Murphy was particularly enraged that the report includes a recommendation to arm teachers in response to the school shooting in Parkland.

“Teachers don’t want this. Parents don’t want this. Only Betsy DeVos, President Trump, and the gun industry think the best way to stop a school shooting is to load schools up with guns. Arming teachers and rolling back school discipline reforms won’t make our kids any safer. It’s nonsensical and dangerous,” Murphy said.

Rather than use taxpayer funds to purchase weapons for teachers, Murphy said schools should be given resources to support teachers and provide meaningful help to struggling students. He also said that federal gun laws need to be tightened to ensure that a “weapon of war” cannot be carried into a school.

Murphy supports a prohibition on assault-style weapons, stricter limits on how many bullets can be loaded in a magazine or clip, and stricter background checks for gun purchases.

Blumenthal called the report a “low grade scam” that offers no meaningful gun violence reform measures but instead recommends arming school personnel and rescinding Obama-era civil rights guidance as ways to improve school safety.

“While student survivors of gun violence were marching in the streets to call for change, Secretary DeVos and the Trump Administration closed their ears and produced a report that focuses on anything but meaningful reform,” he said. “Civil rights guidelines that protect children of color from discrimination don’t cause school shootings. Guns do. Forcing educators to carry firearms won’t save lives. Keeping guns out of the hands of dangerous people will.”

The report did call for expanding extreme risk protection orders such as the “red flag” law in Connecticut. Blumenthal has proposed legislation with Sen. Lindsey Graham, R-S.C., for a federal law that has yet to pass Congress. Blumenthal said that with the Trump administration supporting the proposal, there should be no impediment to getting a law on the federal books.

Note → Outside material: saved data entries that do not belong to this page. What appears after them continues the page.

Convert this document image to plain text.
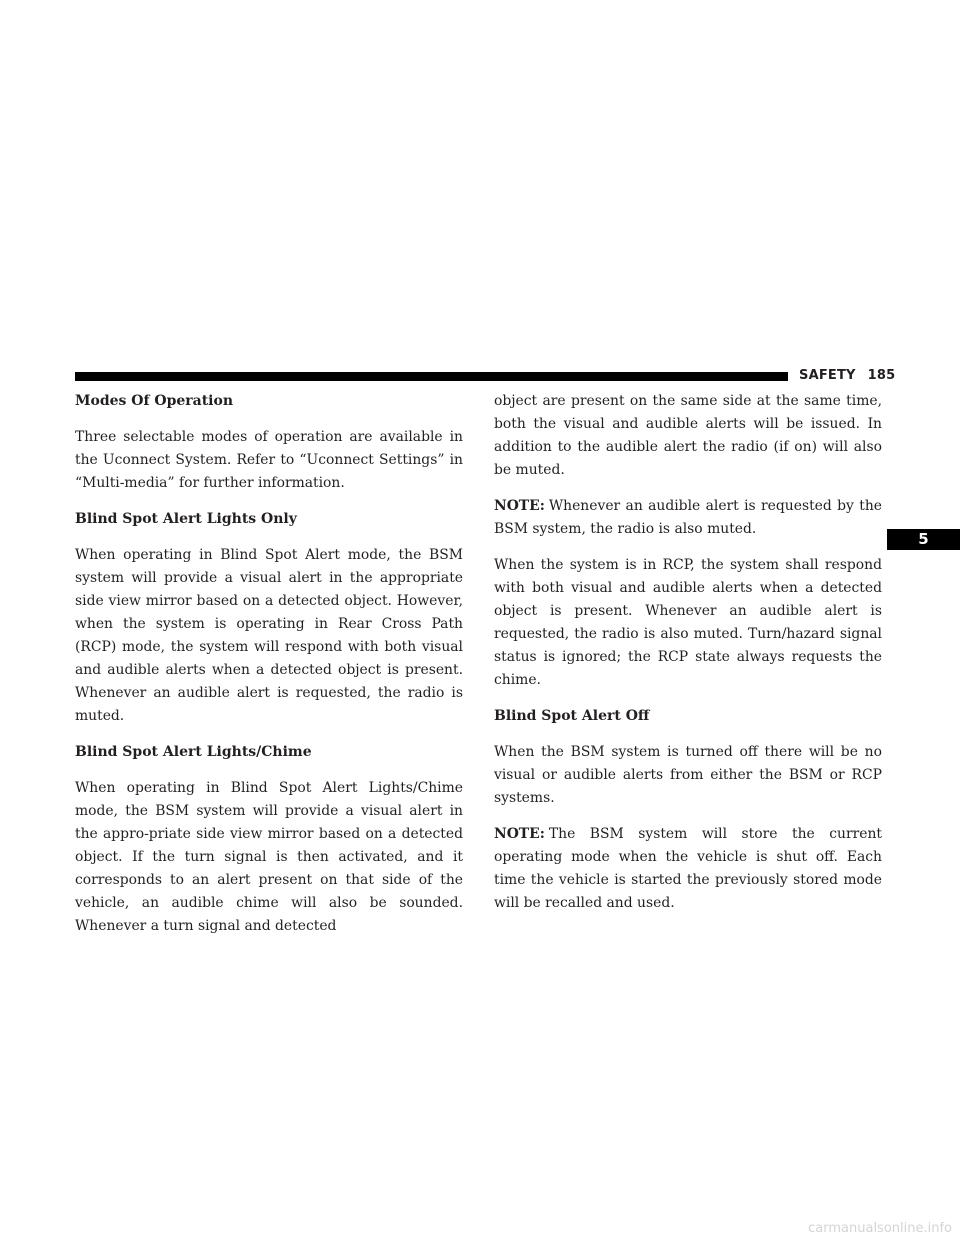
SAFETY 185
Modes Of Operation

Three selectable modes of operation are available in the Uconnect System. Refer to “Uconnect Settings” in “Multi-media” for further information.

Blind Spot Alert Lights Only

When operating in Blind Spot Alert mode, the BSM system will provide a visual alert in the appropriate side view mirror based on a detected object. However, when the system is operating in Rear Cross Path (RCP) mode, the system will respond with both visual and audible alerts when a detected object is present. Whenever an audible alert is requested, the radio is muted.

Blind Spot Alert Lights/Chime

When operating in Blind Spot Alert Lights/Chime mode, the BSM system will provide a visual alert in the appro-priate side view mirror based on a detected object. If the turn signal is then activated, and it corresponds to an alert present on that side of the vehicle, an audible chime will also be sounded. Whenever a turn signal and detected

object are present on the same side at the same time, both the visual and audible alerts will be issued. In addition to the audible alert the radio (if on) will also be muted.

NOTE: Whenever an audible alert is requested by the BSM system, the radio is also muted.

When the system is in RCP, the system shall respond with both visual and audible alerts when a detected object is present. Whenever an audible alert is requested, the radio is also muted. Turn/hazard signal status is ignored; the RCP state always requests the chime.

Blind Spot Alert Off

When the BSM system is turned off there will be no visual or audible alerts from either the BSM or RCP systems.

NOTE: The BSM system will store the current operating mode when the vehicle is shut off. Each time the vehicle is started the previously stored mode will be recalled and used.

5
carmanualsonline.info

Congresswoman Elizabeth Esty, D-5th District, added that the report caters to the National Rifle Association and its opposition to any restrictions on guns.

“The long-awaited Trump Administration School Safety Commission Report does the bidding of the NRA and scapegoats civil rights protections as a cause of mass shootings,” she said on Twitter.

Representative Rosa DeLauro, D-3rd District, said the report failed to deliver on President Trump’s pledge to survivors of the Parkland shooting that he would take action to reduce gun violence in schools.

“Instead, his commission — chaired by Secretary DeVos — sidesteps the issue of guns, fails to advance real solutions to keep our students safe, blames the media, and serves as a Trojan horse for rollbacks that would hurt students,” she said.

Secretary of Health and Human Services Alex Azar said that improving mental health is an “urgent challenge” and a priority for the Trump administration.

“We know that rates of mental illness continue to be of great concern, and the Commission’s findings show an urgent need to identify youth at risk for mental illness and connect them with needed treatment and services. Making these connections to treatment within schools can be an important step toward improved mental health for our children and increased safety in our schools,” he said.